By Hannah Cornfield, a Fall 2013 Leadership Conference Education Fund Intern
Though clapping, demonstration, or protest is prohibited during Senate Judiciary Committee hearings, the audience and witnesses radiated quiet, heavy emotion last week during a hearing on “Stand Your Ground’ Laws: Civil Rights and Public Safety Implications of the Expanded Use of Deadly Force.”
Since Florida’s first expansion of “stand your ground” (SYG) laws in 2005, a person can legally use deadly force in response to a perceived threat. Today, twenty-six states have a SYG law in place that strongly emulates Florida’s.

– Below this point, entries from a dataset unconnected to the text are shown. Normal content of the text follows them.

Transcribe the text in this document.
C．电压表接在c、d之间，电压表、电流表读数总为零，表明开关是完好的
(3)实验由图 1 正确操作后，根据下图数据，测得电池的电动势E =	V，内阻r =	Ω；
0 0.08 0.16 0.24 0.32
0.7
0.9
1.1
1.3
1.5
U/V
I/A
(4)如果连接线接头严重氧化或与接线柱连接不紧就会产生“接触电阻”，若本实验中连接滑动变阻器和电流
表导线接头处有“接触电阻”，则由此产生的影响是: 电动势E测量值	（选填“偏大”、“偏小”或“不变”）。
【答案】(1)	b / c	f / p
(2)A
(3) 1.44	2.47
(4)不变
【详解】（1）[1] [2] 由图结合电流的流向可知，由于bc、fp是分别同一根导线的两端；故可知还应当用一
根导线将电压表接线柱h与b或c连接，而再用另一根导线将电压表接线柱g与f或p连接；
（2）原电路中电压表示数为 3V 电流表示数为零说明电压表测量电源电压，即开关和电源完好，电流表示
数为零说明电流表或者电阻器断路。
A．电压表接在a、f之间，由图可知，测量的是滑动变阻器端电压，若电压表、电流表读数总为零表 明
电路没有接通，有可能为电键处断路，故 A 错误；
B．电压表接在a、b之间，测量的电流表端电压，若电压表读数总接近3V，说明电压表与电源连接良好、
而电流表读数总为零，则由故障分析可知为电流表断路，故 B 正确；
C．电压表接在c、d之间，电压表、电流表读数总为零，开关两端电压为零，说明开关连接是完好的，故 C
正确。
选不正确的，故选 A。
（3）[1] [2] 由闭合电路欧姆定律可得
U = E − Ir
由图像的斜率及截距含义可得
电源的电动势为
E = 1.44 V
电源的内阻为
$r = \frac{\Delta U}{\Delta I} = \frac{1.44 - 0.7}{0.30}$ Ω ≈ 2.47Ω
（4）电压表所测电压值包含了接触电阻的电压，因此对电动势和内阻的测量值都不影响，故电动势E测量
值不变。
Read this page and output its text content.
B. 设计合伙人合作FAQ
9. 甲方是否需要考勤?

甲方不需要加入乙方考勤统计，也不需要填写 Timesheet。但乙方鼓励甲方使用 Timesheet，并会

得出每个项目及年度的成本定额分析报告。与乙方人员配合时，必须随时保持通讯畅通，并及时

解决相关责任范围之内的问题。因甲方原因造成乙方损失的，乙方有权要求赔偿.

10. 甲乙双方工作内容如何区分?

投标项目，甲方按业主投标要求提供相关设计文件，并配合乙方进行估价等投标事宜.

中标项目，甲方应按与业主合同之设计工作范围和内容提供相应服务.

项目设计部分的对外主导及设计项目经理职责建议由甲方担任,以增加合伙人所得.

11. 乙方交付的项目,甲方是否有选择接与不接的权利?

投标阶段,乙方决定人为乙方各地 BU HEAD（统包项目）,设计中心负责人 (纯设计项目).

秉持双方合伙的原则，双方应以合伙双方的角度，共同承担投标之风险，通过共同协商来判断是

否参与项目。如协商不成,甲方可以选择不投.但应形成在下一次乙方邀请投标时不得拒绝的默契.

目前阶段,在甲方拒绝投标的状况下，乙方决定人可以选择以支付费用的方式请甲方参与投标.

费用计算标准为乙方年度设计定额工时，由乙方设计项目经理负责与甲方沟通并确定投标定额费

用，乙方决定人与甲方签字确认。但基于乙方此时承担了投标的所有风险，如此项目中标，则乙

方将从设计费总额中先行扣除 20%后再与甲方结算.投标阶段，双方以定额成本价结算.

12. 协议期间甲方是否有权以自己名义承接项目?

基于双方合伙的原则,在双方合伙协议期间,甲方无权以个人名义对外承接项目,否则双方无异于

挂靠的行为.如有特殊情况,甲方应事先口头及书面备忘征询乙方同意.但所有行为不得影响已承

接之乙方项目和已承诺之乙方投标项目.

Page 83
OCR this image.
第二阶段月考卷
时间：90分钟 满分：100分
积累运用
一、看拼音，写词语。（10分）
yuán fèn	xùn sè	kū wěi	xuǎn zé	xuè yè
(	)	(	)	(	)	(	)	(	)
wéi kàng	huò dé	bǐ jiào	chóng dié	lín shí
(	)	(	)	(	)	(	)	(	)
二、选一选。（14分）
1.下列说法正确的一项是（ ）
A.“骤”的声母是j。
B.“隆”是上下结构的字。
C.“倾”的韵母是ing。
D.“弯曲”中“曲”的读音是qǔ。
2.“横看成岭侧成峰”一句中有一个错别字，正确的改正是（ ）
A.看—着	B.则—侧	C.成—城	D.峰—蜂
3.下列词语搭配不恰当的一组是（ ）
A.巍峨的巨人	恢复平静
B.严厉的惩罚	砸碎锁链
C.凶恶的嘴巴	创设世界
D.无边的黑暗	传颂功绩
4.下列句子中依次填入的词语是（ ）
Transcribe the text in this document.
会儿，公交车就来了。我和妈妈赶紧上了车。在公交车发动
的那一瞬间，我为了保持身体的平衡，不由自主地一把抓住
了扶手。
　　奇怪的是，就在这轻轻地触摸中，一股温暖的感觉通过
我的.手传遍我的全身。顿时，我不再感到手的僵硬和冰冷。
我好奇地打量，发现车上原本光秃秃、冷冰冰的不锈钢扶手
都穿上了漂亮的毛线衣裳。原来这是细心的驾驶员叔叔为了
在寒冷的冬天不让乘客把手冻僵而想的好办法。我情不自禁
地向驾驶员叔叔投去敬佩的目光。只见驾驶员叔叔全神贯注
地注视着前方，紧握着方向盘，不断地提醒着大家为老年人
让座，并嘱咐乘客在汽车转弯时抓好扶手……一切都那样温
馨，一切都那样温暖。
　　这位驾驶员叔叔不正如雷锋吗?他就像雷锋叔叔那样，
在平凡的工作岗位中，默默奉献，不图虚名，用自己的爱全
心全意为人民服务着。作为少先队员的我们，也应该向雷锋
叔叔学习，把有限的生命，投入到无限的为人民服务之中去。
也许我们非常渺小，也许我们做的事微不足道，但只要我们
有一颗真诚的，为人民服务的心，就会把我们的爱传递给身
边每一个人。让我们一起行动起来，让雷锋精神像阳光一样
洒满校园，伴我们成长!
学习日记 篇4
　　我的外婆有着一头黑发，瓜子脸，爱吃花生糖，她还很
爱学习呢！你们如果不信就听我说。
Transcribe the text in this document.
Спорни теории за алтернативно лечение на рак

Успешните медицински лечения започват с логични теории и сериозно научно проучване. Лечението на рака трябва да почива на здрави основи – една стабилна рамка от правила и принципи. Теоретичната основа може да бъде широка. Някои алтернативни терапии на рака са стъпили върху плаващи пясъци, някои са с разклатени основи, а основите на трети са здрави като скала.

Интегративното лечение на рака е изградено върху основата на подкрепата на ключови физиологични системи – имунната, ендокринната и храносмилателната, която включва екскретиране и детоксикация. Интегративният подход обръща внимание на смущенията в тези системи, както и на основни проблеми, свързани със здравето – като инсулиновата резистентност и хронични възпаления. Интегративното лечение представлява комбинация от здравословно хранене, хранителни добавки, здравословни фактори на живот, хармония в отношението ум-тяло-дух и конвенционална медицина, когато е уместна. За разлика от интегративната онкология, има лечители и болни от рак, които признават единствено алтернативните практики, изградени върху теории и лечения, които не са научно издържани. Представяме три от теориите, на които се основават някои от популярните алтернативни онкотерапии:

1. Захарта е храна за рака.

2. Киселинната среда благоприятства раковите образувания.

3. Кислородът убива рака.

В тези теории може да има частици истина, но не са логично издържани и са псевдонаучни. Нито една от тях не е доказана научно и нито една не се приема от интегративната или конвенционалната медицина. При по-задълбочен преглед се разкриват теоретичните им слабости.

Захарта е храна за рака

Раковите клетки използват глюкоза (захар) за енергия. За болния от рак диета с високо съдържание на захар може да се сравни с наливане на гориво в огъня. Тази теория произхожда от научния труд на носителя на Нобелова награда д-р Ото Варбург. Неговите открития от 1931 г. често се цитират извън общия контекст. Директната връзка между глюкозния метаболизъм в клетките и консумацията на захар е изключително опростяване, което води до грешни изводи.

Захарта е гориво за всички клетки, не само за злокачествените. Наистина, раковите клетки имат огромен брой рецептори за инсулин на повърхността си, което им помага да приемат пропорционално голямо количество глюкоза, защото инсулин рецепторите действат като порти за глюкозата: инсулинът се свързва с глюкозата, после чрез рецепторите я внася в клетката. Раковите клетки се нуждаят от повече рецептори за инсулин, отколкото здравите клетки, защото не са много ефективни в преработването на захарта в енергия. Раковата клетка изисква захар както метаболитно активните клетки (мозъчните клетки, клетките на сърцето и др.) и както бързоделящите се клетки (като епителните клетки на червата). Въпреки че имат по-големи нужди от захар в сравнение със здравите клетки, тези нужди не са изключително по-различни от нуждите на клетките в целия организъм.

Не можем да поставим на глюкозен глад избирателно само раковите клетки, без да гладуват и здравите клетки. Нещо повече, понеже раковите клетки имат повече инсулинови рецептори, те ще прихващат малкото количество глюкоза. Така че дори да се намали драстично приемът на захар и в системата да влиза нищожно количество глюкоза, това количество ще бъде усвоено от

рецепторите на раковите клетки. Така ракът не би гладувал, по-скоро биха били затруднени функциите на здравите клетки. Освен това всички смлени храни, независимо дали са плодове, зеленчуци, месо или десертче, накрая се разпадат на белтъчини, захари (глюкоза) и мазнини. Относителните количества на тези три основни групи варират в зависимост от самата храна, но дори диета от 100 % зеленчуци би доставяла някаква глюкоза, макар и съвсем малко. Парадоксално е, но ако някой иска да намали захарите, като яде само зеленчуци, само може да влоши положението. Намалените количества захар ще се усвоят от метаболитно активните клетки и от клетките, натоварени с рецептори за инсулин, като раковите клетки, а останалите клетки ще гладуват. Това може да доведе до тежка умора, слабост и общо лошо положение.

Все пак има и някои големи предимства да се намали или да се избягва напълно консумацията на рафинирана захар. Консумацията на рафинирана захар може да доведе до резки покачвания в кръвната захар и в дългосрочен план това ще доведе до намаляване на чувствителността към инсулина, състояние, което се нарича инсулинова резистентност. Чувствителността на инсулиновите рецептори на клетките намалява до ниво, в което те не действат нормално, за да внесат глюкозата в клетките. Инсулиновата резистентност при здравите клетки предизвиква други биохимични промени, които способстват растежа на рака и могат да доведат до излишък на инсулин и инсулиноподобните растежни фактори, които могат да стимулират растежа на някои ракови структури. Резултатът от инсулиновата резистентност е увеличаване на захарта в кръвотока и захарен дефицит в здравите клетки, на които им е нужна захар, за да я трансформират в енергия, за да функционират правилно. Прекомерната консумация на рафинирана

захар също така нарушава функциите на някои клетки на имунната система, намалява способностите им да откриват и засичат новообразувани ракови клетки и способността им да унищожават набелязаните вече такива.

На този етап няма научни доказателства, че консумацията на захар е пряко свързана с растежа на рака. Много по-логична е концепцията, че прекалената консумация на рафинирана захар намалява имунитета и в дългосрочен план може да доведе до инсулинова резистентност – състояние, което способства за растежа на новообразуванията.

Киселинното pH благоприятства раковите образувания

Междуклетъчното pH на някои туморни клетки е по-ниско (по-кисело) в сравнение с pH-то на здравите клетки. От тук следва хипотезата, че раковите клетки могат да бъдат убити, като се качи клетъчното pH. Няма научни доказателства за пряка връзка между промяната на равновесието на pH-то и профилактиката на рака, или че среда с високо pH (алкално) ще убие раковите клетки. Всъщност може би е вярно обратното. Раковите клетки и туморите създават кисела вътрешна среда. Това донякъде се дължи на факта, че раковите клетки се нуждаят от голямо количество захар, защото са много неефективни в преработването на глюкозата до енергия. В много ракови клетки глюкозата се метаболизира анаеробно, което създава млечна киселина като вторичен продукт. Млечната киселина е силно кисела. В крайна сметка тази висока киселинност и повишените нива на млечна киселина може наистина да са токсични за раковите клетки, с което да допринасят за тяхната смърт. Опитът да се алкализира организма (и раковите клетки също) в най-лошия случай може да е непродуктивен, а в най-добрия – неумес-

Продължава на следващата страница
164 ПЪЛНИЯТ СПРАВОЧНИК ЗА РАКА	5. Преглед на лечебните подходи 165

Following Sen. Dick Durbin’s, D. Ill., opening remarks, two panels of witnesses addressed concerns with SYG laws, saying, 1) they have drastically increased the rate of homicides and firearm injuries; 2) they have allowed shooters to walk free in shocking situations; 3) they encourage those who carry guns to initiate confrontation where they end up killing unarmed people; and 4) they have increased racial disparities in the justice system.
Sybrina Fulton and Lucia McBath, the mothers of Trayvon Martin and Jordan Davis—two unarmed black teens who were killed in Florida by men claiming they needed to defend themselves—offered compelling testimonies. What I found most powerful was the conversation about what messages we—as a society, as social groups, as individuals—take away from the consequences of SYG laws, particularly in the aftermath of George Zimmerman’s acquittal.
Durbin referenced a statistic I found incredibly troubling, saying that “in [SYG] states nearly 17 percent of homicides involving white shooters and black victims were ruled justified, compared to only 1 percent of homicides with black shooters and white victims.” This disparity, embedded in systemic racial bias, will not go away if our justice system does not equally protect each person’s civil and human rights.
Durbin questioned the actual self-defense and public safety factors of SYG laws, and in reality they only provoke more discordance between and among races. We need to heal our broken justice system by rehabilitating and uniting our society, rather than sacrificing human life in order to protect only the majority group’s “civil liberties.”
Other panelists included Rep. Marcia L. Fudge, D. Ohio, Rep. Luis V. Gutierrez, D., Ill., Rep. Louie Gohmert, R. Tex., president and CEO of the Association of Prosecuting Attorneys David LaBahn, Harvard clinical professor of law and director of the Criminal Justice Institute Ronald S. Sullivan, Jr., president of the Crime Prevention Research Center John R. Lott, Jr., and senior fellow in constitutional studies at the Cato Institute Ilya Shapiro.